Steady as we go

spaceball

424945091_c39322733fJust got back from a ski-holiday in France. As you are skiing in those steady rocks, you don’t really feel that you are actually within an area of – geological spoken – young mountains: round and about 60 million years young. In our timescale there is nothing as solid as a rock. However, for archeologists rock is all but steady. It is hard for us to really understand the timescale of geologists. I remember a ‘geographers talk’ in the Grand Canyon. He disclosed that the Grand Canyon emerged in an extremely short time period: only 17 milioen years. It is quite certain that it wil erode away in a short timescale as well: it is eroding at a pace of 16 centimetres every 1000 years, so it will have been half the depth it has now within 5 million years. In the earth timetable this is peanuts. A geologic whim.

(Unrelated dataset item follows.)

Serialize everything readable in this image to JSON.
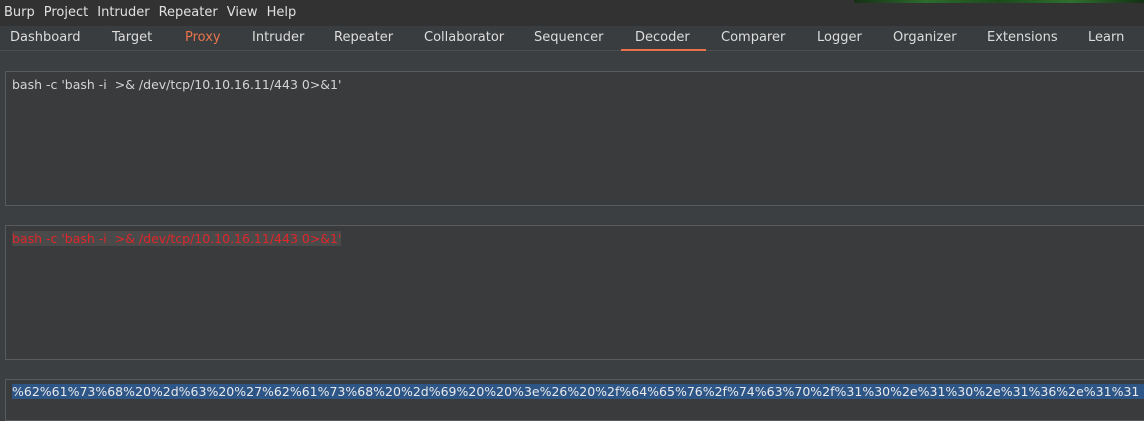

You could argue that within the time frameof human civilisation it is as close as you can get to stability. One million years ago there might have been manlike creatures, but not the home sapiens (or homo ludens as Huizinga calls us or home narrens as Snowden does).

Yet it is a good example of how we underestimate change. It appears as if our mind is inclined to see stability in a world that is all but stable. We have the inclination to forecast the future as a straightforward function of the present. Not so long ago all science fiction literature was all about ‘the cold war in 3000 and something’. The future was – as it always is – an exaggeration of the current state. In the beginning of the 2oth century the big fear in London was that in the further future horses manure would become a major problem. Again, a forecast based upon (at that time) current reality taken to the extreme in the future (think about the mess in a city of 16 million people, half of them riding a horse!).

The funny thing is that we appear to have an extremely short memory. Once we have passed through a phase change, we forget all about the previous states we were in. Take for instance the internet and the on line possibilities. I remember quite vivid the year of 2000 when the internet bubble collapsed. There was a clear concensus in society that internet would not deliver the bright future that it had seemed to do only a short time before. The new business models were not solid enough, there was not enough added value in the internet. Funny how only a few years later Google apparently is thé example of new business models. And presented by the same media that not so long ago were absolutely certain about the internet economy as a failed concept. Funny how, hardly without noticing, our lives changed dramatically in a practical sense. I am writing this with my laptop where it should be according to its name, sitting on the bank (after watching Ajax winning from Utrecht). Checking some English words on my i-phone with the famous Van Dale (a Dutch dictionnary) installed as an applet. Before choosing to watch a movie on the TV I check the rating at www.imdb.com (above 7 you will never be disappointend). If I choose to work, I log in to my office network, finding all reports, agenda, emails that I need to look at.

The interesting thing is not that I can do all this. The interesting thing is that I hardly notice how different this is from only 4 years ago, let alone from the practice when I started to work (in 1989, at Ferro there was one stand alone computer. The idea of a network existed already, but not for small companies like Ferreo). We wrote reports by hand, these were typed out on the single computer we had). I am not living in a constant ‘wow’. It is just that I forgot about how things were a few years ago. Only if I deliberately imagine the before-internet habits I do feel: ‘wow. That is different’. You could blame our memory for this. That would be false. It is not exaclty that our memory is fault, for we do remember the past. It is just that we have accepted the new order as ‘normal’. This blog is not about bad memory, it is about superiour adaptation.

It is exactly this adaptation that creates the second important illusion: the illusion of stability.